C’est avec une joie non contenue que j’ai déballé mon premier album de 2016, il y a quelques heures. On va se le dire, un album de David Bowie, à ce stade-ci de sa carrière, c’est toujours un événement. Bien sûr, on est moins surpris qu’en 2013, alors qu’il a mis fin à 10 ans de silence sans crier gare avec The Next Day. Par contre, et même si c’est loin d’être une rature, on demeurait en territoire soft rock traditionnel avec ce premier Bowie en une décennie. Si Blackstar avait été l’album du grand retour, la surprise aurait été totale.

C’est qu’après avoir lancé son Next Day, le Thin White Duke s’est ramassé à une table du 55 Bar dans le West Village de New York. C’est là qu’il a vu le quartet mené par le saxophoniste Donny McCaslin. Plus tard, des courriels surréalistes se sont échangés entre les deux musiciens et la pièce Sue (Or In A Season Of Crime), ajoutée à la dernière minute à la compilation Nothing Has Changed de 2014, a été enregistrée avec McCaslin et son batteur Mark Guiliana. De fil en aiguille, des liens se sont créés et le quartet au complet s’est retrouvé à être le band de Bowie sur les 42 minutes de l’un des albums les plus insaisissables de ce monument de monsieur.

Le vidéoclip de la chanson titre de 10 minutes représente bien l’album. Bowie est un prophète aveugle qui se promène parmi des crucifiés et on ne comprend pas tant le propos de l’oeuvre que sa couleur. Bref, son ancien collaborateur David Lynch doit être pas mal fier de son ami. C’est à lui que j’ai pensé tout au long l’écoute de ces sept chansons trippy-atmosphérico-jungle-acid-jazz indéfinissables. Un peu comme à l’époque de Outside (et du Lost Highway de Lynch), on sent bien des choses et on comprend qu’il y a des protagonistes récurrents dans l’histoire/le rêve qui nous est raconté, mais chaque mot et chaque note donnent naissance à mille interprétations différentes. Ouep. C’est un bon film de David Lynch en musique ce disque-là, finalement.

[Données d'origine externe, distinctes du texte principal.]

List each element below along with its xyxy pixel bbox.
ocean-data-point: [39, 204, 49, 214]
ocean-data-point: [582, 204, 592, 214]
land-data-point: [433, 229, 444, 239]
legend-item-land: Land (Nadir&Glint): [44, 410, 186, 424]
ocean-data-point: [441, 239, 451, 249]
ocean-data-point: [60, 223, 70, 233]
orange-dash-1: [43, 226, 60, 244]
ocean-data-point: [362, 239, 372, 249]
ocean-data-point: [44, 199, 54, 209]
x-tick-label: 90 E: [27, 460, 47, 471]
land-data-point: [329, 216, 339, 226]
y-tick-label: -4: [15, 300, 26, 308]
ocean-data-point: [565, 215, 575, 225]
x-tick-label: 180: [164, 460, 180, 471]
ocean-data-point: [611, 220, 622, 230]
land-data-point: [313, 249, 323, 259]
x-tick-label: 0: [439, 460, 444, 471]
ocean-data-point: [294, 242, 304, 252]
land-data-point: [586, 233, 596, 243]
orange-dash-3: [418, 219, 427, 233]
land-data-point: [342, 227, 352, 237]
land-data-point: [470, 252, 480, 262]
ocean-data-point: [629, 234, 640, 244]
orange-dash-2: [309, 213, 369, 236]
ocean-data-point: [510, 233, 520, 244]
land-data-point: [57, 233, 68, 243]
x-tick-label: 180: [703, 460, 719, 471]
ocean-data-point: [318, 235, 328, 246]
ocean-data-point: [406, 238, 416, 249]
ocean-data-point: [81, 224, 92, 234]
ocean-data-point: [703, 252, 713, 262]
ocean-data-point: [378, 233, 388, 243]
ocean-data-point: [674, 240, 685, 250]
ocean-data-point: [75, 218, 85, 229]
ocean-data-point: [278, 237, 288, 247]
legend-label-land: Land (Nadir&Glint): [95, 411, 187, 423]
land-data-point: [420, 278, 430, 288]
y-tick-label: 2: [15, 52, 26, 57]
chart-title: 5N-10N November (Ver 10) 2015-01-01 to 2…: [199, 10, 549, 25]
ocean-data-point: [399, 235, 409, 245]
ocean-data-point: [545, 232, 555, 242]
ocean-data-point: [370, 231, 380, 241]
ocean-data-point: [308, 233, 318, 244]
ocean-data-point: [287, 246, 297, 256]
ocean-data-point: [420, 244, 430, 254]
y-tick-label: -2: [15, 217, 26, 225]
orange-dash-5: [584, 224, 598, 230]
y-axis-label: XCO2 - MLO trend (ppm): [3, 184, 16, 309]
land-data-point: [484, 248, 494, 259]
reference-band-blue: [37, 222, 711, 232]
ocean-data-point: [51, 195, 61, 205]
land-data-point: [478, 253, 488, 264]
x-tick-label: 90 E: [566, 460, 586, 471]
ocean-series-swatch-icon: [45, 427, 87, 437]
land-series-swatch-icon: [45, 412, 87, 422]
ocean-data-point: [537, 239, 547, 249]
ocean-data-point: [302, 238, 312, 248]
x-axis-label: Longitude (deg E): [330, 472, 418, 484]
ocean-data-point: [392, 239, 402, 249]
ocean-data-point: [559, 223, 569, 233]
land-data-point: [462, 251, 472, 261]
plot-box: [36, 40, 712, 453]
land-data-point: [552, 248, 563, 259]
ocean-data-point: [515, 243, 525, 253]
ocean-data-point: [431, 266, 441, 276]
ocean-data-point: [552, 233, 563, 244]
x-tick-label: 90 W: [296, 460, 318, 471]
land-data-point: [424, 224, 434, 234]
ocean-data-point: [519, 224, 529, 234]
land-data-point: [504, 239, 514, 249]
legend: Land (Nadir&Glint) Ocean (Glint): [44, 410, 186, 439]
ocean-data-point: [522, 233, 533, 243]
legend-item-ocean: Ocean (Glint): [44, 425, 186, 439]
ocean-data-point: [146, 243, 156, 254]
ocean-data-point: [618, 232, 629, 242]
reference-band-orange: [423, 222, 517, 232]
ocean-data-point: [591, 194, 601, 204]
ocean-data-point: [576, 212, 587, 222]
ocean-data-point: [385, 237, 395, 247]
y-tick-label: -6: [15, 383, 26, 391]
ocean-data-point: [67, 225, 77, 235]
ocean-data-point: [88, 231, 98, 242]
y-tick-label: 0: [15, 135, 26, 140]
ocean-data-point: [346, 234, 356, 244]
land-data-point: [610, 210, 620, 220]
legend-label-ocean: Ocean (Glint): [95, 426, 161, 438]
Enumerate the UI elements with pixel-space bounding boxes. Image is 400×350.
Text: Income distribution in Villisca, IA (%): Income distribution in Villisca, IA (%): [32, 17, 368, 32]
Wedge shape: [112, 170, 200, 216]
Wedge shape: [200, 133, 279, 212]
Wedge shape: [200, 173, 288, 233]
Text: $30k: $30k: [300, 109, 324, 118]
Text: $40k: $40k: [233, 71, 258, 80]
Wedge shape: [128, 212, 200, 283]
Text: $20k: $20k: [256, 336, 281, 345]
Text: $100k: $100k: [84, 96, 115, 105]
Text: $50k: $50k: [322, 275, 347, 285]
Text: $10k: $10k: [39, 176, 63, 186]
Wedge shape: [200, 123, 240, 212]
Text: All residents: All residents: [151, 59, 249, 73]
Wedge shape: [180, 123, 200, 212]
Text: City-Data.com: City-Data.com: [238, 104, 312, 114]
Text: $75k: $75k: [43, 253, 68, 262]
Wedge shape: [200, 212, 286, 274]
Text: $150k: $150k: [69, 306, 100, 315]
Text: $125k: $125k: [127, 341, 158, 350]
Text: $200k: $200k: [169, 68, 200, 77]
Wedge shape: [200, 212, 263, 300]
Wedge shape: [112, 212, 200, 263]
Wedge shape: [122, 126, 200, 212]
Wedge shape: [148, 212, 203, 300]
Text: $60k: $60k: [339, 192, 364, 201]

Ce ne sont là que quelques premières impressions couchées sur papier et probablement que cette critique serait fort différente si j’ajoutais une vingtaine d’écoutes au compteur. Une seule chose est sûre, je serai autant captivé par l’album quand je le connaîtrai par coeur. À presque 70 ans et avec 26 albums au compteur, David Bowie est encore de retour en force et sa capacité d’innover est toujours bien présente. Personne ne réussirait à me faire avaler autant de saxophone…Et pourtant!!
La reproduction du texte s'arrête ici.